Your first day of pelvic floor physical therapy isn't as scary as you think. We're not like gynecologists where we use stirrups, a speculum and get in and out before you even know what happened.

Instead, we take it SLOW and at your own pace.

Here's what you can generally expect on your first visit:

When you arrive at the clinic, we'll sit down and I'll take a very thorough history that might go back to some things that happened in childhood. I'll ask questions like...

  • Have you ever fallen on your tailbone?
  • What's your history with things like constipation?
  • How have you experienced menstrual cycles throughout your life?

We're going to dig deep and look at the full picture of what's been going on over the course of your history that may have led to some of your pelvic floor dysfunction that you're having now.

Then we'll do a full body examination. We look at the full body because the full body interacts with the pelvic floor... it's all connected from head to toe. That'll involve things like...

  • A standing movement screen
  • Watching your form as you do functional movements like squats, lunges, and balance exercises
  • A range of motion and strength assessment on your hips, spine and abdominals
  • Palpation to different areas of the body externally

Then, we may or may not do an internal pelvic floor exam, depending on your comfort level and with your consent. You are always allowed to bring a second person with you to your appointments if it helps you to feel more comfortable. It tells me a lot to be able to assess the pelvic floor muscles internally.

There are three openings in the pelvic bowl:

  • The urethra where we urinate
  • The vaginal opening where we have babies and intercourse
  • The anal sphincter where we have bowel movements (and for some intercourse)

We can assess your pelvic floor muscles through one of two openings: the vaginal opening (transvaginal assessment) or anal sphincter (transrectal assessment). 

When we assess the pelvic floor transvaginally, it helps us the access the front of the pelvic bowl easier and when we assess transrectally, we have better access to the tailbone and some of the muscles on the backside of the pelvic bowl like the piriformis which runs next to the sciatic nerve. So depending on your history and your symptom presentation, we might do one, the other or even both. But usually not in the same visit.

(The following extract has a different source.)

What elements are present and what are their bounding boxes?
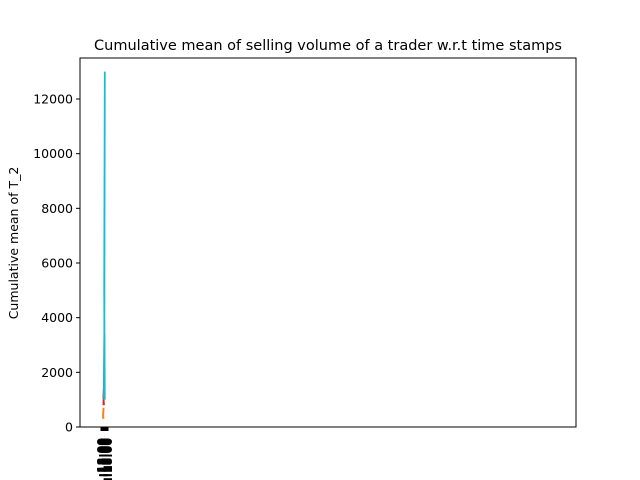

The internal assessment is done on the treatment table where you are comfortably positioned on top of a sheet and chuck pad to help you feel confident if you're worried about leaking or discharge.

When you're ready, I'll use a gloved finger and a little bit of water-based lubricant to SLOWLY assess the strength, tension, tenderness, coordination, and endurance in your pelvic floor muscles.

Depending on how you are tolerating the exam, we may just assess one layer. We don't have to assess everything in the first visit. It just gives us some information to get started and helps us to start connecting some dots.

Once I've done the examination and have an idea of what's going on, I'll usually start by educating you on your diagnosis and prognosis. Then, together we'll set some goals for you, like...

  • What do you want to achieve with pelvic floor physical therapy?
  • Where do you see yourself down the road?
  • What activities do you want to be able to do?

Finally, we'll get to some treatment!

I often do some manual therapy on day one, like massage, trigger point release or myofascial release with cupping. We usually do some exercises to start training the core and pelvic floor. Sometimes we use different modalities like kinesio taping for symptom relief.

I promise you, pelvic floor physical therapy is actually quite fun and informative! Don't let it be intimidating. No one ever teaches us this stuff about our bodies, so you'll definitely walk away learning something new after your first session and feel ready to walk down the road to recovery from your pelvic floor condition.

Remember... Everyone has a pelvic floor and so many of us are struggling with pelvic floor issues (often silently). So know that you are not alone. I look forward to working with you!